That question, or some version of it, will take over the airwaves of the nation the moment President Clinton is acquitted by the Senate, as now seems both inevitable and imminent. Conservatives may complain that the question is tendentious -- did anybody debate whether punishing Nixon for Watergate was worth delivering 17 million South Vietnamese to communism? -- but that won't make it go away. Even within the Republican party -- for all the remarkable solidarity on display now -- acrimony may well erupt once the trial ends. And after all, the critics of the impeachment drive have something of a point. Pro-impeachment Republicans did choose to ignore the polls and did knowingly defy extreme political danger. They do owe their party and the country an accounting of what good they expected to achieve. Here's what such an accounting might sound like.


It would begin with a negative point: When people suggest that the scandal should somehow have been wrapped up earlier, when precisely do they have in mind? From the very first moment the story exploded last January, it was glaringly apparent that President Clinton had perjured himself and coordinated the perjury of others in the Paula Jones litigation. Nobody except the most extreme Clinton partisan could be -- or in fact was -- indifferent to that appalling fact. And even had Republicans somehow managed to feign indifference, the investigation of the scandal would have proceeded anyway, because nobody except Kenneth Starr had the power to halt it. And the only way he could halt it was by violating the terms of the Independent Counsel law and his own appointment.


Indeed, though everyone now contrives to forget the fact, congressional Republicans did remain astonishingly reticent about Starr's investigation for most of 1998. It was not until September -- the delivery of the independent counsel's report -- that the scandal unavoidably became Congress's responsibility. What should Congress have done then? Said, "Thank you very much Mr. Independent Counsel for your evidence, but we've looked at the polls and have decided that popular presidents can break the law if they want to?"


When an independent counsel -- for the first time in the twenty year history of the statute -- refers evidence to Congress that impeachable offenses have been committed by the president, Congress cannot just wish its responsibility away. It must in turn refer the evidence to the only body with the power to act: the House Judiciary Committee. As it happened, virtually every member of the House of Representatives stood ready to do just that last fall.
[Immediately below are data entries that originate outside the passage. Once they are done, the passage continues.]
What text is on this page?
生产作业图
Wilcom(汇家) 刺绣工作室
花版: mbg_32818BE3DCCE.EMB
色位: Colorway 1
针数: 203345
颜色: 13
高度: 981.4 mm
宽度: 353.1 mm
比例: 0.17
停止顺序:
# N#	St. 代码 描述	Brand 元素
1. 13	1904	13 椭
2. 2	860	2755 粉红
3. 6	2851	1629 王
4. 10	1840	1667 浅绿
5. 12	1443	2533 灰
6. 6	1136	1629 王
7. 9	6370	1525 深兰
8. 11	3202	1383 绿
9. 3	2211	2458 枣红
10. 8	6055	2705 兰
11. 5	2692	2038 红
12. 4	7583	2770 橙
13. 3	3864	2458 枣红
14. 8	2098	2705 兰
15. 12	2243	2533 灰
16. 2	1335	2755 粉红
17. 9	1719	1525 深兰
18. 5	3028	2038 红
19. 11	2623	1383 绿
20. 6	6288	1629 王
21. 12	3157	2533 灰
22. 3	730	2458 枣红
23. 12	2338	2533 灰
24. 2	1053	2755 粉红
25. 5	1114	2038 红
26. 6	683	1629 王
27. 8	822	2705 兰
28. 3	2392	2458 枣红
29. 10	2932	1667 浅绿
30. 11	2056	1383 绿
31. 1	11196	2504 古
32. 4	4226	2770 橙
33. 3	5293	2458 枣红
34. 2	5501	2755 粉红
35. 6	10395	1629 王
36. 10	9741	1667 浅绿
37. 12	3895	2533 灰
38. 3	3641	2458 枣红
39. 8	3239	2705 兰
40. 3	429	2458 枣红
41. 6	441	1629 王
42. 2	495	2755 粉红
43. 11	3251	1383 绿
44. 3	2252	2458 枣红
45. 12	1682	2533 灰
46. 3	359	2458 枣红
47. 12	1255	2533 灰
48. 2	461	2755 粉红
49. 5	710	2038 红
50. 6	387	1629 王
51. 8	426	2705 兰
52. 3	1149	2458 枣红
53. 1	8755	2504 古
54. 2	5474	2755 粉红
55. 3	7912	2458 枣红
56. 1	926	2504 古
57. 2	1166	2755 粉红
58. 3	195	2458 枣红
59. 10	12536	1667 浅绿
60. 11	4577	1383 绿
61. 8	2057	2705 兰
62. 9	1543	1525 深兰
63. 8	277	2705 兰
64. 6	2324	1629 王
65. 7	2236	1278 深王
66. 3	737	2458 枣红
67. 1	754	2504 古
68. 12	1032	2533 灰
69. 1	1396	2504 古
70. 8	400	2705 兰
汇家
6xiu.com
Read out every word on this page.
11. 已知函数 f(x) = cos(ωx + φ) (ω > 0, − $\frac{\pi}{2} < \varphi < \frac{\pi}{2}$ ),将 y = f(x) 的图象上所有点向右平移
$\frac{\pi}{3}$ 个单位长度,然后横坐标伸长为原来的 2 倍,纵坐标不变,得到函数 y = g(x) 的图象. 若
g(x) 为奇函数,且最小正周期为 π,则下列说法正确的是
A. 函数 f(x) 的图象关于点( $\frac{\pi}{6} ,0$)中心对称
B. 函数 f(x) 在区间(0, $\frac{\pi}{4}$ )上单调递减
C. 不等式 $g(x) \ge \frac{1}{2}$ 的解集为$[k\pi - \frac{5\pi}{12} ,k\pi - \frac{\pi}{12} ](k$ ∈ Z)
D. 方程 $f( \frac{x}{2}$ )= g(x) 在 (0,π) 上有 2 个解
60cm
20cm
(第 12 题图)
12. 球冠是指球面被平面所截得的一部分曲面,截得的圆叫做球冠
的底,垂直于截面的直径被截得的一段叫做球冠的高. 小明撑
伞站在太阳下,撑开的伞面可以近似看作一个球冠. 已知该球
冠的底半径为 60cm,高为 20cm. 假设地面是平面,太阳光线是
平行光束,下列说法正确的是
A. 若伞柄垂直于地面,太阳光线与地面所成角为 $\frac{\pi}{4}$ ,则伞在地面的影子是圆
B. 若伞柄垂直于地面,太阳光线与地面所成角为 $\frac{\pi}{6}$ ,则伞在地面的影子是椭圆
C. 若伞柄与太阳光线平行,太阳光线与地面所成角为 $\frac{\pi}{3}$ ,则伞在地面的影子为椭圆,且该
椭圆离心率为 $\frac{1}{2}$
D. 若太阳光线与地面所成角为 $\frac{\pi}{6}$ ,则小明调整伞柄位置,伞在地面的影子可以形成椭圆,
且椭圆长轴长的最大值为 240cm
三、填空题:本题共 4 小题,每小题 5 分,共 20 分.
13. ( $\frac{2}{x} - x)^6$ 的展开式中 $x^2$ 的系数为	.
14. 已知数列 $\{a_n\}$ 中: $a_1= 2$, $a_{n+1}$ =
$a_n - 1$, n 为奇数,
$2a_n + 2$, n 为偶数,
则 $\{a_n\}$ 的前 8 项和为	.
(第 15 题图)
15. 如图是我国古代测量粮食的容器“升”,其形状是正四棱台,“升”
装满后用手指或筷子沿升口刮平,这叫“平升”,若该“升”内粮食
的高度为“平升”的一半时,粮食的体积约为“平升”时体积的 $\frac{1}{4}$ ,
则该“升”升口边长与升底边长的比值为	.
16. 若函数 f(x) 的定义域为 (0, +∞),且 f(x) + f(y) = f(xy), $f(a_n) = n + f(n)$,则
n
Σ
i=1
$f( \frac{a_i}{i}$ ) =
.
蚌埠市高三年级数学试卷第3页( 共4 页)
Possibly, the Judiciary Committee could have devised some other penalty for the president's perjury and obstruction than impeachment. But what? The censure deal that the doughty editorialists of the New York Times kept touting was never more than a desperate expedient. Leave aside the question of censure's constitutionality. Ask only this: Would those House Democrats who took the bus over to the White House lawn to applaud the president on the day of his impeachment ever have voted for anything that explicitly named the president a criminal? Of course not. So a censure resolution would either have been hopelessly vague or, like impeachment, would have passed the House on a party-line vote.


In either case, is there any doubt that President Clinton, who to this day insists that he is the victim of the most unjust prosecution since O. J. Simpson, would have brushed it off? Censure might have been an option had the president ever been willing to confess his perjury and witness-tampering and declare his willingness to submit to the judgment of the courts after his term was over. But so long as he scorned the law and denied the facts, censure only constituted an admission that Congress was afraid to punish a felonious president. Better, frankly, for Congress to pretend to believe in the president's innocence than to declare his guilt while behaving in ways that make it clear that so long as a chief executive rides high in the polls he may commit what crimes he pleases. That really is the way republics die.


So Henry Hyde and his Republican colleagues had no conscientious alternative. President Clinton's unapologetic defense of his crimes left them with no choice but to impeach or acquiesce. As the republic's only line of defense against a lawless president, they were duty-bound to impeach and accept the consequences.